“What is the significance of modern nonobjective art? Are the old aesthetic concepts with which we used to try and understand the nature of art still valid today? Many outstanding representatives of modern art emphatically reject the pictorial expectations with which we approach it. Such art generally tends to produce an explicit shock effect upon us. How can we explain the new stance taken by the painter who repudiates all our previous traditions and expectations? How are we to respond to the challenge of this new art?
There are many skeptics who believe abstract painting to be nothing more than a fashion and who like to regard the art business as ultimately responsible for its success. But we have only to take a look at the other related arts to realize that the root of the matter lies much deeper than this. For we are faced with a genuine revolution in modern art that began shortly before the First World War. We see the simultaneous emergence of so-called atonal music-an idea that sounds as paradoxical as that of nonobjective painting.
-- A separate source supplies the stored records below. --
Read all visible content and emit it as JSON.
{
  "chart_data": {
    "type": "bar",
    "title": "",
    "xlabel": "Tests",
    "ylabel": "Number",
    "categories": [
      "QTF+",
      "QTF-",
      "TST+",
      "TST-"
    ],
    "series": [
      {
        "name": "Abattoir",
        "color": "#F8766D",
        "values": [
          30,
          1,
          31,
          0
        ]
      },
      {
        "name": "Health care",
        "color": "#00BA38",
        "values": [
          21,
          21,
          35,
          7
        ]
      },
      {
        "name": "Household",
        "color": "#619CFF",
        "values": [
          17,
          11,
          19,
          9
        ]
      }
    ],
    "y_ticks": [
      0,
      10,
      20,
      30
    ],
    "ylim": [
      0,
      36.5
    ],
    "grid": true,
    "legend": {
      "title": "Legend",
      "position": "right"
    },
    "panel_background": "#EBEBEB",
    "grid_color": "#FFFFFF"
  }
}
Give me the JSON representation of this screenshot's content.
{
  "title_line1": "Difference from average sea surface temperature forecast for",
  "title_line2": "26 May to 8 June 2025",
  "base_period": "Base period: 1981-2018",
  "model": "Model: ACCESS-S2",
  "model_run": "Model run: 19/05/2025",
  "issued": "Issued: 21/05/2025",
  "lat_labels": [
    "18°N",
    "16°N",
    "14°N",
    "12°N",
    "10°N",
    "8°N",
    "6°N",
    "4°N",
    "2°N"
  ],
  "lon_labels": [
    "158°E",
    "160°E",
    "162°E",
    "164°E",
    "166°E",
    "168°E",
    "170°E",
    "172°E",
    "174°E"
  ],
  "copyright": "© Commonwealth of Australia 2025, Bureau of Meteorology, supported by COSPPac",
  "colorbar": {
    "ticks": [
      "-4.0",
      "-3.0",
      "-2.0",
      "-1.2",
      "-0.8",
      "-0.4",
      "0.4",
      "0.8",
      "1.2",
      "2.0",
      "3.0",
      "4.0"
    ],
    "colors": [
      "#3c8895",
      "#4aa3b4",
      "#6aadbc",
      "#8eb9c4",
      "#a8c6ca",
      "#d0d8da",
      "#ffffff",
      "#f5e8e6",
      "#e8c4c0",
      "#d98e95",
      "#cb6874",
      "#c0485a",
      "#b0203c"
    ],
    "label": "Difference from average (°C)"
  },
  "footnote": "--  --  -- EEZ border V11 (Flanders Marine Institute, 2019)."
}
At the same time we also see-in Proust and Joyce, for example-the disappearance of the naïve, omniscient narrator who observes events hidden to others and lends them epic expression. In lyric poetry we hear a new voice that interrupts and inhibits the familiar flow of melodic language and eventually turns to experimentation with quite new formal principles. Finally, something rather similar makes itself felt in drama as well-less so here than elsewhere perhaps, but undeniably perceptible all the same-with the repudiation of realistic staging and its naturalistic psychology and the deliberate rejection of theatrical illusion in Brecht’s new epic theater.
Of course, I do not think that a consideration of the other related arts is sufficient to explain the revolutionary process that has taken place in modern painting. This process still retains an aspect of arbitrariness and an obsessive love of experimentation, although it is quite different from the kind of experimental method that first arose in the natural sciences. For there, an experiment represents a question that we deliberately put to nature so that she reveals her secrets to us. As far as painting is concerned, there is no question of conducting experiments in order to obtain the desired results. Here, experimentation finds adequate fulfillment in itself, as it were, since the experiment itself is the sole outcome. How can we come to terms intellectually with an art like this, which rejects any chance of understanding it in the traditional way.
First, we should not take the self-interpretation of the artist too seriously. We are not speaking against artists when we say this, but rather for them, since the claim implies that they must create in their own artistic medium. If an artist could express what he has to say in words, he would not wish to create and would not need to give form to his ideas. At the same time, it is inevitable that language, the universal communicative element that supports and holds together our human community, constantly awakens in the artist a need to communicate and express himself in words, to interpret what he is doing, and to explain himself to others. And, as we might expect, the artist thereby comes to depend on those who specialize in interpretation, such as aestheticians, philosophers, and all kinds of writers an art. If, like Arnold Gehlen, we take a work like Kahnweiler’s important masterly book on Juan Gris to represent the relationship between philosophy and art (and Kahnweiler is an excellent contemporary example), then we fail to see that here too the owl of Minerva only begins its flight with the falling of dusk. Kahnweiler’s subtle investigations represent the inspiration of the interpreter rather than that of the creator” (Gadamer 1998:92-93).
Gadamer, Hans-George
1998[1986] The Relevance of the Beautiful: And Other Essays. Robert Bernasconi, ed. Cambridge, UK: Cambridge University Press.